How many lives is impossible to say, but the safety benefits of TAWS were clear enough that the FAA and Eurocontrol earlier this year decided to make TAWS equipment mandatory for most turbine-powered airplanes.
The FAA TAWS mandate stipulates the following regarding two classes of TAWS equipment: all Part 121 and 135 operations with aircraft configured for 10 or more passenger seats must carry class-A systems. Class-A equipment includes expanded terrain warning system functions with a visual display and other safety features. Part 91 aircraft with six or more passenger seats and Part 135 aircraft with six to nine passenger seats must have at least a class-B system. Class B is defined as equipment with the basic functions available in terrain awareness equipment and does not require a display.
Today there are a wide range of choices for TAWS gear. Besides Honeywell, which by far has sold the lion’s share of systems to the airlines and business aircraft operators, manufacturers of TAWS equipment include ACSS, Universal Avionics, Sandel Avionics, L-3 Avionics Systems, Garmin and Chelton.
AIN recently polled readers about their experiences with TAWS since the mandate went into effect.
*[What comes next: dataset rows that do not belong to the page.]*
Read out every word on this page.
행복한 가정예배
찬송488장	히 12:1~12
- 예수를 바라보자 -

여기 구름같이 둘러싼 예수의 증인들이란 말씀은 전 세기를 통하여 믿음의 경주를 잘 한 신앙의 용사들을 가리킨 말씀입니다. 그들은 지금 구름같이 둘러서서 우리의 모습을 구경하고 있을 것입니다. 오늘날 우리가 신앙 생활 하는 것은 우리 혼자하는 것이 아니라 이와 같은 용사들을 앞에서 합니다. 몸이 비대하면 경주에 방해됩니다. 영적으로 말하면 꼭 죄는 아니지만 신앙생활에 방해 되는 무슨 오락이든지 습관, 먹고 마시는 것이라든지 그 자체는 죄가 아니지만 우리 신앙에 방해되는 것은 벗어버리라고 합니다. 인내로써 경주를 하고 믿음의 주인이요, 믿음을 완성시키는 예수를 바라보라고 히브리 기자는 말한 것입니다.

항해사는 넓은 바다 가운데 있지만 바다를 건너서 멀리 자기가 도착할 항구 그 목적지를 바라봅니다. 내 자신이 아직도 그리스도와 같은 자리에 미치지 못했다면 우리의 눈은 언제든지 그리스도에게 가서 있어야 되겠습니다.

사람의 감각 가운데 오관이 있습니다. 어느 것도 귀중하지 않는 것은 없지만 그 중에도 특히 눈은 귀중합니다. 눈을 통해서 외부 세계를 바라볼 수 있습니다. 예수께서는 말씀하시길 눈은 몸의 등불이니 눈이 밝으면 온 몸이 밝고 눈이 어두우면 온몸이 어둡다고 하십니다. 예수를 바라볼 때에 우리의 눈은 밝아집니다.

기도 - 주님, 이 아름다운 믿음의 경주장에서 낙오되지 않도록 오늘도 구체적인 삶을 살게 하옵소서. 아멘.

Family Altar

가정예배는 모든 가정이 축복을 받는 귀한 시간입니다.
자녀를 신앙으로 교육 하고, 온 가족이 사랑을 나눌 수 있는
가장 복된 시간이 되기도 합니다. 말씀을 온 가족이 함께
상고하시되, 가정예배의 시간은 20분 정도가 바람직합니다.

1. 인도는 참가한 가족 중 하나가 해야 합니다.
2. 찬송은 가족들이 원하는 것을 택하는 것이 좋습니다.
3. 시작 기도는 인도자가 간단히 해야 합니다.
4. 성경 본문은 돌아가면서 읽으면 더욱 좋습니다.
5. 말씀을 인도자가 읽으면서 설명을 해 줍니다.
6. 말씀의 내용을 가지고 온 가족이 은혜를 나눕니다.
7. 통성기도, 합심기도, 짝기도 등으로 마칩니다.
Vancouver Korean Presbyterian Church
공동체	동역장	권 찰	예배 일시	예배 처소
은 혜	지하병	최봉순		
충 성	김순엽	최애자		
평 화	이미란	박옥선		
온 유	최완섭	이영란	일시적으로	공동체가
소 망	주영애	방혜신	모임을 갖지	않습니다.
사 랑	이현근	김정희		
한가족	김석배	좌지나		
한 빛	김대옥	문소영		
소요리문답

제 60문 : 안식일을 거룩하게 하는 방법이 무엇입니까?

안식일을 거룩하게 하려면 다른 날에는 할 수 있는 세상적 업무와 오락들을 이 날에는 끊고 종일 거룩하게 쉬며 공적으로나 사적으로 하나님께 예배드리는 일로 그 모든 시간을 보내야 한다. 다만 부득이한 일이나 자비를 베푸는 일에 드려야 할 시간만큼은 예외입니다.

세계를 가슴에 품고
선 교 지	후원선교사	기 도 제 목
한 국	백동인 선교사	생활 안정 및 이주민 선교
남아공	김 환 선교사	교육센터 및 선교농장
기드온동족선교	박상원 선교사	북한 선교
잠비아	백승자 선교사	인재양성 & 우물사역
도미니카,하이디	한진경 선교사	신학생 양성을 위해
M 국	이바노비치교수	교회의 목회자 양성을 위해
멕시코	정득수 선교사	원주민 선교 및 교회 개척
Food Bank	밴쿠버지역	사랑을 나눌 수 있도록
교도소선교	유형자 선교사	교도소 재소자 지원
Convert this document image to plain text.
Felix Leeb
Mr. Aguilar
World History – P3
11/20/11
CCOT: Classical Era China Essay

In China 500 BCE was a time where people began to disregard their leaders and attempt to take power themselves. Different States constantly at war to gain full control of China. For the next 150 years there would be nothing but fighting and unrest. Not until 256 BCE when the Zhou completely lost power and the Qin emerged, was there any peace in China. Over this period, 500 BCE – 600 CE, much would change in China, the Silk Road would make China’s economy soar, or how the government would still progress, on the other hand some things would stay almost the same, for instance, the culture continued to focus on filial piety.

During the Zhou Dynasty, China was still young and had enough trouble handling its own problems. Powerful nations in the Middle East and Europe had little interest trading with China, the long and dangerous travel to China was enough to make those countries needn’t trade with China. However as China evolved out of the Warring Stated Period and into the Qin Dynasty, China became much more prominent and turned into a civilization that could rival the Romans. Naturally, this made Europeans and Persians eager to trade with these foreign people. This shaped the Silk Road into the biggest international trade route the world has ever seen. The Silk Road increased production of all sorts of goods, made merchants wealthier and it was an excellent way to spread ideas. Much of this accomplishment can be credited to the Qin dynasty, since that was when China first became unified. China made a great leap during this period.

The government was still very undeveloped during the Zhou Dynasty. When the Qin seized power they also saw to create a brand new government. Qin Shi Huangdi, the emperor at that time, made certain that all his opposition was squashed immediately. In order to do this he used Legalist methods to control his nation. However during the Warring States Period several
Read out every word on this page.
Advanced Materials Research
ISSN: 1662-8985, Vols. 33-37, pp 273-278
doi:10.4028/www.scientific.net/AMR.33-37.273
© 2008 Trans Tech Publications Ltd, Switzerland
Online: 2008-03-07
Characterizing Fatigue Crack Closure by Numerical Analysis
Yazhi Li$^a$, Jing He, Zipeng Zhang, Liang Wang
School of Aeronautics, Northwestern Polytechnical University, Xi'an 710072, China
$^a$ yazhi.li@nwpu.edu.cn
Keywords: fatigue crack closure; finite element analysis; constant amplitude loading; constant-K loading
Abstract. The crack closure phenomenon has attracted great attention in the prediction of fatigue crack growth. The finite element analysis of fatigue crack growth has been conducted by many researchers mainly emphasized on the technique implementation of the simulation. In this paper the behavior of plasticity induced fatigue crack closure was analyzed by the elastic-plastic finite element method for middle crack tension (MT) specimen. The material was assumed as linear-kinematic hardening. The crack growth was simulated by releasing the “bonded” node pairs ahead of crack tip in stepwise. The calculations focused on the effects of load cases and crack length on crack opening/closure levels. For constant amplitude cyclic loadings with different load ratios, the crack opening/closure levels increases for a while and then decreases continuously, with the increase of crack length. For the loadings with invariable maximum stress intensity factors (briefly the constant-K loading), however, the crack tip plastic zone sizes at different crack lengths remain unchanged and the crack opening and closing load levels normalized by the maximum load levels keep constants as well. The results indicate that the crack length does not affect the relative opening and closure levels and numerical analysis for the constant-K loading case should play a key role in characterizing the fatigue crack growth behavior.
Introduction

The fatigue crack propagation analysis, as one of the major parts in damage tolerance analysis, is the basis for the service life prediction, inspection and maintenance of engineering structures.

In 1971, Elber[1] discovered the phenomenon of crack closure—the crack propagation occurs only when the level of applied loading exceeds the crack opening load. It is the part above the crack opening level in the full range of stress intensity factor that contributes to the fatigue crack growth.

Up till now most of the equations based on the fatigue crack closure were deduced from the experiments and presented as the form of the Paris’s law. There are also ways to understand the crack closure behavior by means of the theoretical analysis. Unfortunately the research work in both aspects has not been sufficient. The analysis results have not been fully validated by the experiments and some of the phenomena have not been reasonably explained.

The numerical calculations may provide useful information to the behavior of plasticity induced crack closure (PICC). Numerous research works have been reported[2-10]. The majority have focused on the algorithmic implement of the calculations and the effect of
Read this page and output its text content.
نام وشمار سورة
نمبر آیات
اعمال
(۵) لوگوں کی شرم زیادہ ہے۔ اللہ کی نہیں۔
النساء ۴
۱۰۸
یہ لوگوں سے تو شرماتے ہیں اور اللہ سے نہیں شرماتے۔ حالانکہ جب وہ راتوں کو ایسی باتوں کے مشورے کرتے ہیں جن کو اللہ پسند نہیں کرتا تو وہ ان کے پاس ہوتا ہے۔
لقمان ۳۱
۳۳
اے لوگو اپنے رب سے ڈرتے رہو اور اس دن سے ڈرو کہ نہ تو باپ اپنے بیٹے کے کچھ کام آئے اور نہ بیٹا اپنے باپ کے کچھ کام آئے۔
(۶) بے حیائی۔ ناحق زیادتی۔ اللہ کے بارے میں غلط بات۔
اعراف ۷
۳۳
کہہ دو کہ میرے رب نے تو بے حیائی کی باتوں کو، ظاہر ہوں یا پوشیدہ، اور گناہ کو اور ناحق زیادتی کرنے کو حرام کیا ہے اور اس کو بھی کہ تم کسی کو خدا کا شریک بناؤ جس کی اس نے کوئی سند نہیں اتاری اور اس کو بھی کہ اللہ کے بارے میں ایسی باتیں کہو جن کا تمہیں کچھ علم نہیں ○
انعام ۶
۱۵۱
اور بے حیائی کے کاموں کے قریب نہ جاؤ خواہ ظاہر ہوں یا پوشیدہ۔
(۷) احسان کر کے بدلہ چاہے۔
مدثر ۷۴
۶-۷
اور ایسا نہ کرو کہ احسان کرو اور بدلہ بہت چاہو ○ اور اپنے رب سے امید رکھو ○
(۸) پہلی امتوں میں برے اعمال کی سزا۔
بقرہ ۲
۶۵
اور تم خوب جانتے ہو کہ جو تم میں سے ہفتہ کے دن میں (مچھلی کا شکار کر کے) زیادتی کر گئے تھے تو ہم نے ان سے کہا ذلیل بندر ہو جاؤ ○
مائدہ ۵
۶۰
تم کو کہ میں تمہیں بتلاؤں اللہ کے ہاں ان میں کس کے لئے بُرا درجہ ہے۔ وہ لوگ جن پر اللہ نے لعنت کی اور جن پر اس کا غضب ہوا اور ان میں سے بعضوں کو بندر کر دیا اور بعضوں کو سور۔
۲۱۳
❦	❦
Pilots reported that the systems appear to be performing their intended job, although none related a story about the TAWS actually stepping in to prevent a possible accident in the making. One pilot, who flies with a Universal class-A TAWS, said the system has provided valuable situational-awareness information on frequent trips he’s made to Colorado.
According to Greg Francois, Honeywell director of surveillance products, the company has sold 37,000 EGPWS units since late 1996, which have flown somewhere north of 500 million flight hours and 250 million flight segments. As far as the world’s business aircraft fleet is concerned, Francois estimated that some 7,500 to 8,000 carry EGPWS. Most of these systems were sold and installed before the TAWS mandate, when there was a big rush among operators to equip.
“Sales have definitely tailed off,” Francois said of the period between last March 29, the date of the FAA’s TAWS mandate, and today. A portion of revenue is still coming from the retrofit side of the business, Francois said, “but clearly it’s not the big push we had right before the mandate.” Last year was the highest in terms of revenue from EGPWS sales, with brisk sales continuing through this year’s first quarter as smaller business jet operators waited until the final weeks and days before the mandate, he said.
Francois added that nuisance alerts are much less frequent now than they were in the early days of EGPWS. Honeywell has released 40 database updates to correct errors in the EGPWS database and continues to hone the information all the time.
He said he and his engineering team have their fingers crossed that another space shuttle mapping mission will be flown at some point to fill in gaps in the data in remote parts of the world. While many people just assume that world terrain data is complete, Francois said there are areas where the data is far from perfect. It’s those areas that should truly worry TAWS designers, he said, because even though the technology has a perfect safety record thus far, that record can be shattered in an instant.